Eastern Willet. Westport, Connecticut, USA. May 2012.
We at Wader Quest have, since the outset, regarded the two forms as species. This does not infer any great insight into their biology or anything of that kind, we just like to record what we see and where and it is easier from that point of view to count different forms as different species. (We also count the Mongolian Plover - from Lesser Sandplover - at the moment, for the same reasons.)


Western Willet. Galveston, Texas, USA. April 2013.


Our idea then is simple (at least in theory) during our Wader Conservation World Watch (WCWW4) we will launch project Where's Willet? (as opposed to the famous Where's Wally?). We hope that those living in the Americas will go out as part of WCWW4 and find as many waders, or shorebirds as they are more likely to call them, and while doing so keep an eye out for Willets making every effort to distinguish which form they are.



Western Willet.
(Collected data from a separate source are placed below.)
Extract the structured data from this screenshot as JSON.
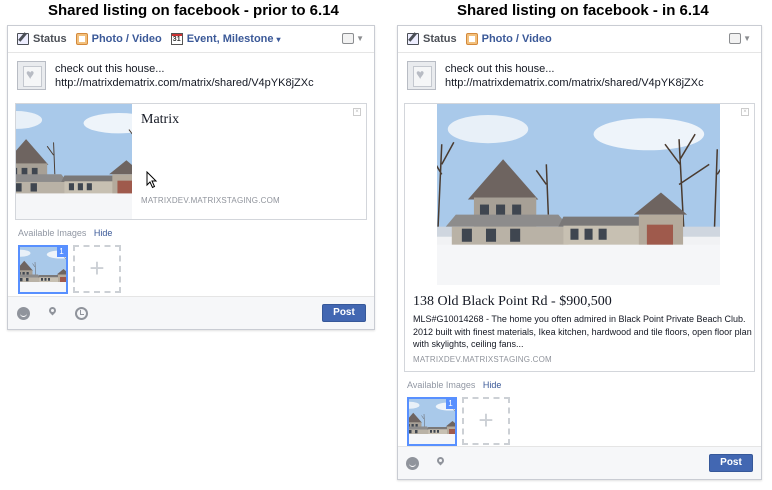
{
  "headings": {
    "left": "Shared listing on facebook - prior to 6.14",
    "right": "Shared listing on facebook - in 6.14"
  },
  "left_panel": {
    "tabs": [
      {
        "label": "Status",
        "icon": "pencil-icon"
      },
      {
        "label": "Photo / Video",
        "icon": "photo-icon"
      },
      {
        "label": "Event, Milestone",
        "icon": "calendar-icon",
        "caret": "▾"
      }
    ],
    "calendar_day": "31",
    "post_text_line1": "check out this house...",
    "post_text_line2": "http://matrixdematrix.com/matrix/shared/V4pYK8jZXc",
    "card_title": "Matrix",
    "card_domain": "MATRIXDEV.MATRIXSTAGING.COM",
    "available_images": "Available Images",
    "hide": "Hide",
    "thumb_number": "1",
    "add_glyph": "+",
    "post_button": "Post"
  },
  "right_panel": {
    "tabs": [
      {
        "label": "Status",
        "icon": "pencil-icon"
      },
      {
        "label": "Photo / Video",
        "icon": "photo-icon"
      }
    ],
    "post_text_line1": "check out this house...",
    "post_text_line2": "http://matrixdematrix.com/matrix/shared/V4pYK8jZXc",
    "card_title": "138 Old Black Point Rd - $900,500",
    "card_description": "MLS#G10014268 - The home you often admired in Black Point Private Beach Club. 2012 built with finest materials, Ikea kitchen, hardwood and tile floors, open floor plan with skylights, ceiling fans...",
    "card_domain": "MATRIXDEV.MATRIXSTAGING.COM",
    "available_images": "Available Images",
    "hide": "Hide",
    "thumb_number": "1",
    "add_glyph": "+",
    "post_button": "Post"
  },
  "colors": {
    "facebook_blue": "#3b5998",
    "post_button": "#4267b2",
    "thumb_border": "#5890ff"
  }
}
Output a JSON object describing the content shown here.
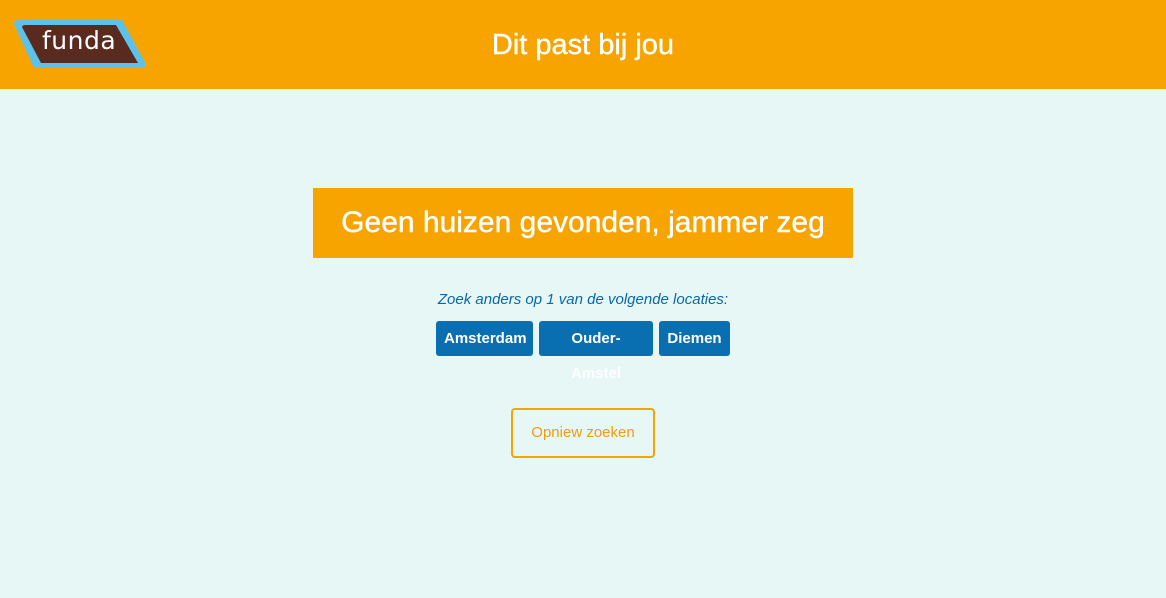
{
  "header": {
    "logo_text": "funda",
    "title": "Dit past bij jou"
  },
  "main": {
    "result_title": "Geen huizen gevonden, jammer zeg",
    "suggest_text": "Zoek anders op 1 van de volgende locaties:",
    "locations": [
      {
        "label": "Amsterdam"
      },
      {
        "label": "Ouder-Amstel"
      },
      {
        "label": "Diemen"
      }
    ],
    "retry_label": "Opniew zoeken"
  },
  "colors": {
    "header_bg": "#f7a400",
    "page_bg": "#e6f7f6",
    "location_button_bg": "#0a6fb0",
    "suggest_text": "#0a67a8",
    "logo_brown": "#5a2a1f",
    "logo_blue": "#5cc2ec"
  }
}
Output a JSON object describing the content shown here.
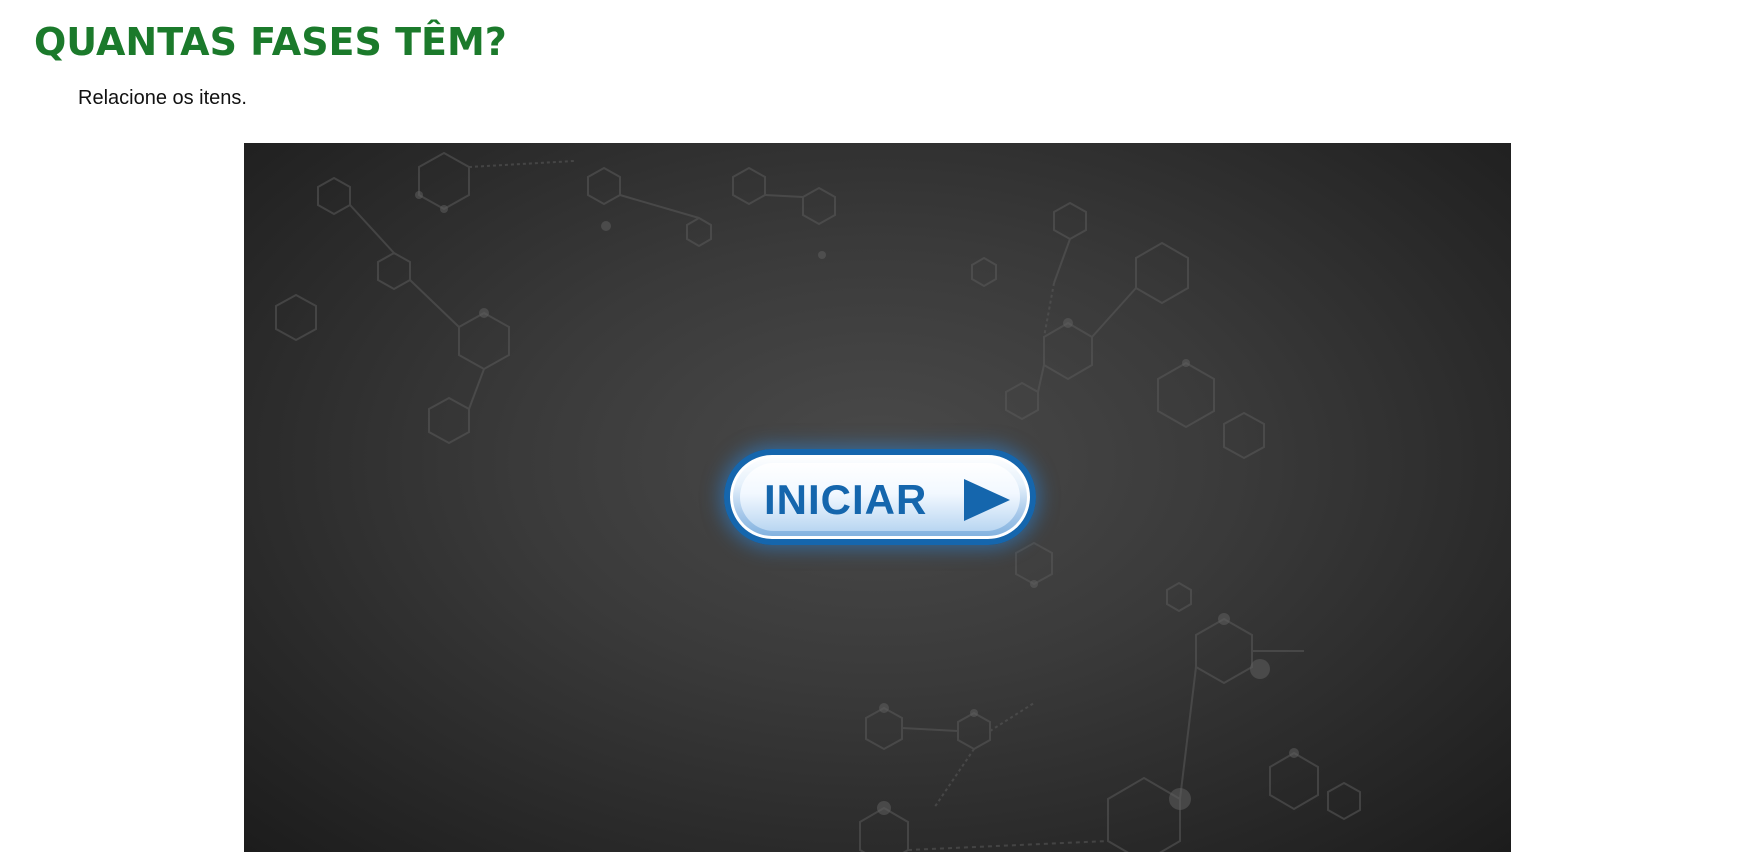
{
  "page": {
    "title": "QUANTAS FASES TÊM?",
    "instructions": "Relacione os itens."
  },
  "activity": {
    "start_label": "INICIAR",
    "start_icon": "play-triangle-icon",
    "background": "molecular-hexagon-pattern"
  },
  "colors": {
    "title": "#1b7a2b",
    "button_border": "#1566ad",
    "button_text": "#1566ad"
  }
}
Galveston, Texas, USA. April 2013.


After this we hope that over the northern winter people in the region (North, Central and South America), will continue to look for Willets and when doing so decide whether they have Western Eastern or both forms in their area. It would be good of course to have supporting photos if possible which we can show to ID experts for confirmation.



Eastern Willet. Westport, Connecticut, USA. May 2012.



We hope that we will have the support of the Western Hemisphere Shorebird Reserve Network (WHSRN) for this project and we are already speaking to some people in Honduras about getting involved and persuading their neighbours in El Salvador Nicaragua and Costa Rica to join in the exercise too.



Western Willet. Ubatuba, São Paulo, Brazil. March 2011


Telling the two forms apart is not straightforward sometimes, especially in non-breeding plumage, however there are always extreme examples of both forms and they are easier to tell apart. We don't necessarily expect every bird to be identified but if they are common in an area, there will be some extremes, and therefore easy to identify, examples.



Western Willet. Bunche Beach, Florida, USA. December 2012.
Later, as the idea develops we will try to provide more information about how to tell the two forms apart.

Eastern Willet. Westport, Connecticut, USA. May 2012.